Я сдал последний зачет, это была история КПСС, я сдал его с третьего раза. Преподавательница, пожилая коммунистка, сухая, как тростина, и жесткая, как гвоздь, поставила мне зачет и пообещала, что с таким отношением экзамен летом я ей не сдам, можно забирать документы. Но я не унывал, до лета еще далеко, сессия позади. А впереди – счастье. Я сразу позвонил Кате, чтобы обрадовать ее, она сильно переживала за эту проклятую историю. Никто не ответил, что было необычно. У нее всегда кто-то был дома, а тут – длинные гудки без ответа. Возможно, с телефоном что-то. Я бегом на вокзал, сел в первую электричку и поехал домой. Но первым делом, конечно же, не домой, а к ней.
Я долго звонил в дверь. Звук был странный, как будто за дверью был пустой спортзал. Хорошо помню этот звук, звук пустоты.
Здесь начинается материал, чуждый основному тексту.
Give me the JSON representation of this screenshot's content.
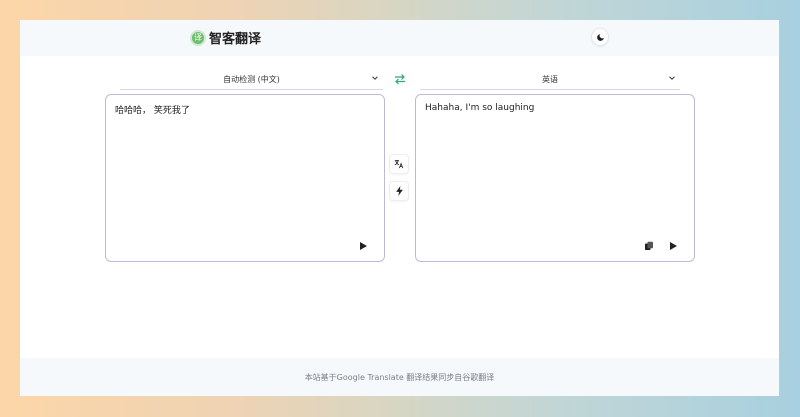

По этому звуку я понял, что все кончено, еще до того, как открылась дверь напротив, и их соседка по лестничной клетке сказала «а они уехали». Я спросил куда, соседка ответила – в Израиль. Адрес оставили? – Нет… Похоронили бабушку и сразу уехали.
Они давно жили на чемоданах.
______________
– Я ведь тогда рвался к ней, – сказал я коту. – Пытался найти хотя бы адрес, чтобы написать письмо. В израильское посольство ездил, пытался обращаться. Потом еще требовал, чтоб меня выпустили за границу, подавал документы. Бесполезно. Бился, как в бетонную стену.
– Может, плохо старался? – равнодушно отозвался кот.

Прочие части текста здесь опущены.